Considering how tight things have been for the last couple of months, though... I think a bit of sputtering around to reorganize might not be entirely unwarranted.
Among the mess of things on my plate are writing grant applications, organizing a symposium at this summer's Animal Behavior Society meeting, finishing manuscripts from my Melbourne work, and, of course, doing entirely new research.
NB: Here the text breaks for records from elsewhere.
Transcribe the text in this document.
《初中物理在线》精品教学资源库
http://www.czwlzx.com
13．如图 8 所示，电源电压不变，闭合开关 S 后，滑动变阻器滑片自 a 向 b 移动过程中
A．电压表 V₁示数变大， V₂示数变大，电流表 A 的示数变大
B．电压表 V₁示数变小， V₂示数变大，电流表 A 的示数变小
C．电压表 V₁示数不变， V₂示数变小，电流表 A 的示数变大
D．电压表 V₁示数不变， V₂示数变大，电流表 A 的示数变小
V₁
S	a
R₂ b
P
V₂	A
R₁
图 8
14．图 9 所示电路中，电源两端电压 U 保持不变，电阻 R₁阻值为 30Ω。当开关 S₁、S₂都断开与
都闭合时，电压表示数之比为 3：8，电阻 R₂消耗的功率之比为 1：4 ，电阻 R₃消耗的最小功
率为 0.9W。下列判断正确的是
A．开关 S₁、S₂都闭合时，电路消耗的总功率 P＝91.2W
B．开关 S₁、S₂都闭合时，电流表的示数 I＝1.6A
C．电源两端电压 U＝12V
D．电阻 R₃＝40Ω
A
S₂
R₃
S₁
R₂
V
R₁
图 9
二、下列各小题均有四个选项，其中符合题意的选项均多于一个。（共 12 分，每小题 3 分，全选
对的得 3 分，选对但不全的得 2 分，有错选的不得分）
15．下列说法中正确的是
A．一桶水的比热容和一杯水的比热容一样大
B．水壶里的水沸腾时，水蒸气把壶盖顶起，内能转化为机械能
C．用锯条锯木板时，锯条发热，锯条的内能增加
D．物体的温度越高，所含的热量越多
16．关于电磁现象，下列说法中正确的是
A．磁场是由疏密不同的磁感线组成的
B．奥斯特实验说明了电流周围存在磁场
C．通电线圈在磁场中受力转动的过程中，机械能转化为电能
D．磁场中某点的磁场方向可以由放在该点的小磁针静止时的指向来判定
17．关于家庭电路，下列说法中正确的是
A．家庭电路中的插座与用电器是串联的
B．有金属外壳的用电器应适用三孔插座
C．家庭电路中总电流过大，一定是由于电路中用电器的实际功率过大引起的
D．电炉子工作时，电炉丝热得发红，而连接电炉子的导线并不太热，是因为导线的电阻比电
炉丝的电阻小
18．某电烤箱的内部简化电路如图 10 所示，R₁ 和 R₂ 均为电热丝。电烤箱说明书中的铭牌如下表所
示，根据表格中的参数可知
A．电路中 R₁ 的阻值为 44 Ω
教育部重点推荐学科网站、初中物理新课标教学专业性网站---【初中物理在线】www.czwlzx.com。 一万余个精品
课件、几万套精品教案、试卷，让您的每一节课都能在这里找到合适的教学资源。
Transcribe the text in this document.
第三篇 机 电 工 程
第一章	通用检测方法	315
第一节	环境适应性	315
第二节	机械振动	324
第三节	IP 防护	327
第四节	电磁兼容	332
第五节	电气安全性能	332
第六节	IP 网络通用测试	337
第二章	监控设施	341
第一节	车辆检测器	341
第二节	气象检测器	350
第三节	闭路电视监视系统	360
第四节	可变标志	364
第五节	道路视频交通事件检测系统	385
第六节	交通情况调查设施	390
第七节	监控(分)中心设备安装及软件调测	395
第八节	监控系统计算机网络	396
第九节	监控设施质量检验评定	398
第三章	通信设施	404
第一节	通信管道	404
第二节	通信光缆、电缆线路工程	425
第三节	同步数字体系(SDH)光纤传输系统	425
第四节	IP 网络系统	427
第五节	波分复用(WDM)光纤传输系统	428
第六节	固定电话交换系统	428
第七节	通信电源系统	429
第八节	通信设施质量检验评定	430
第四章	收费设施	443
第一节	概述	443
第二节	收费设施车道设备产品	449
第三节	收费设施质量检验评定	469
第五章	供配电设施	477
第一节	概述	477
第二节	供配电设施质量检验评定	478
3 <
Scary thing? Based on some conversations I've had Friday with our College Dean and today with our Department Chair, it looks like they're interested in getting me involved in preparing a Howard Hughes Medical Institution grant application. It's worth many hundreds of thousands of dollars... if you can get it. I'm a little nervous, because if I get involved in what's really a grant for the college... when will I find time to do the stuff I need for me?
06 May 2003
The end is near... end of semester, that is
In other news, our Department is putting in requests for new faculty positions. I got tapped to write up the justification for a position I had suggested (which is only fair, I reckon). I suggested we hire a developmental biologist.
In justifying the position, though, I was instructed to play up any possible “biomedical” aspect to the work. I didn’t suggest the position because I thought it was biomedical – quite the opposite, in fact. But in a few short paragraphs, I was able to work in a whole slew of buzz words. I started off mentioning last year’s Nobel Prize for Medicine was for developmental biology. Then I got on a roll.
“Cancer research!” “Spinal cord injury!” “Aging!” And I even brought in the big ace-in-the-hole new bite star: “stem cells.” OooooOOOoooh. AaaaAAAAaaah.
Writing it all made me feel like such a sell-out.